Davey spent Monday morning answering questions from council members about making the subways safer. He said that although transit crime is up 30% for the year, it is down 23% for November.

"They keep talking about the crime stats are low for the month of November," said Charlton D'Souza, the president of Passengers United. "Well guess what, do you know how many people don't report crimes to the police? What about the people who are not reporting crimes, what about the people who are scared to come forward? So this situation is much worse than it is."

In addition to high-profile cases this fall, so harrowing that some New Yorkers have been scared off from the using the system, minor stabbings and assaults are frequent.

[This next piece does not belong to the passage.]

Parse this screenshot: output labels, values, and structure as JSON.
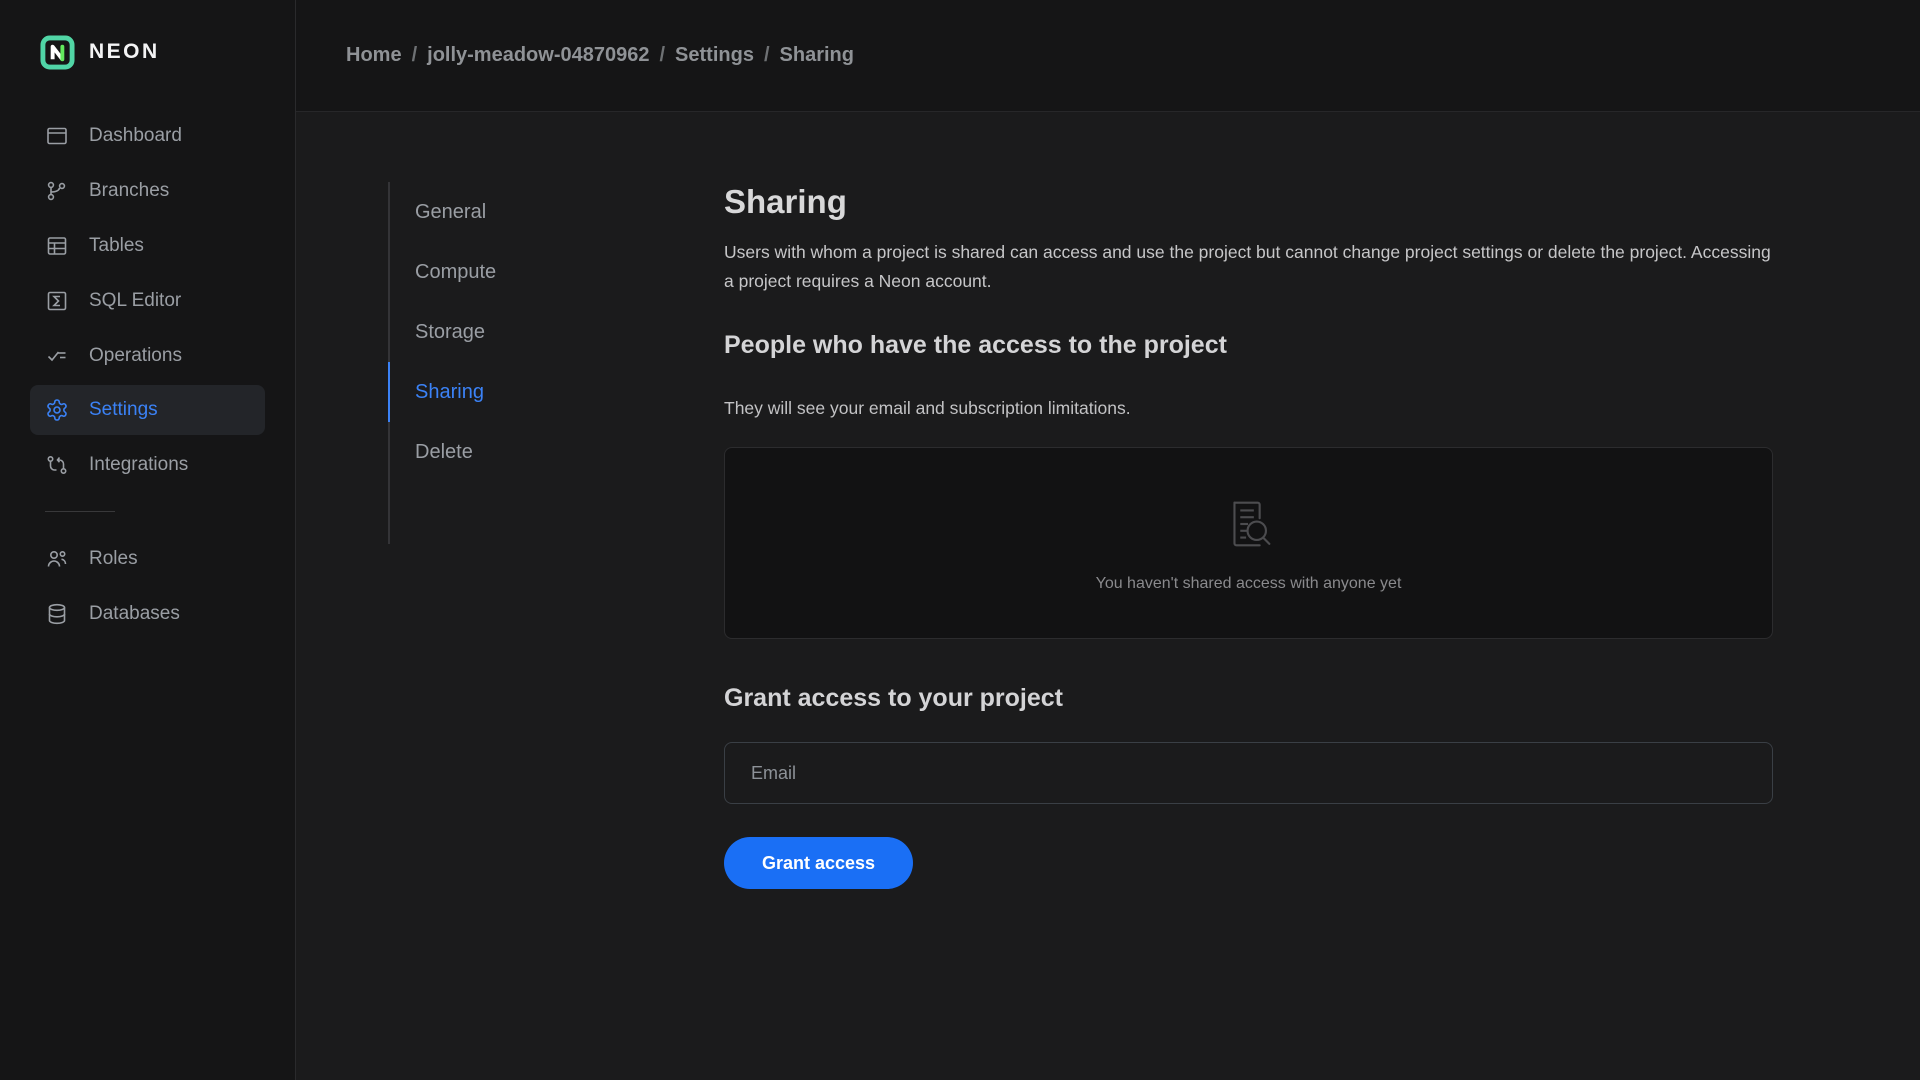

Police said a homeless man with a box cutter slashed another homeless man on a northbound No. 4 train at around 1:45 a.m. on Monday.

And around 7:45 p.m. on Saturday, a man punched and threatened to stab a 24-year-old woman at the Broadway and Canal Street station in Chinatown. Police called the attacked "unhinged."

"As long as we have these laws right now where criminals can just get out when they rob someone, you can put all the police you want out there it's still not going to change anything," D'Souza said. "Our subways are in a state of emergency. I've been saying this, I've been to all these crime scenes and we're fed up."

But Davey said he is listening. 

Alongside a beefed up police presence, Davey is lobbying legislators in Albany to allow judges to add MTA bans to sentencing, preventing offenders from getting on trains. He said the agency is tackling fare evasion by putting guards at turnstiles and slam gates and getting station agents out of the booth and on the platform. In addition to 10,000 cameras in the subway system, MTA just bought 5,400 more to put inside trains.  

"I'm very much an optimist," Davey said. "And I think what our surveys are telling us is customers are coming back."

Davey says 4 million people rode the subway last Thursday, a post-pandemic high unseen since March 2020. 

But due to the work-from-home phenomenon, ridership remains down. That is putting the operating budget deep into the hole. MTA is facing an annual debt of nearly $3 billion. Ridership can fix that, which is why NYC Transit needs people to feel safe.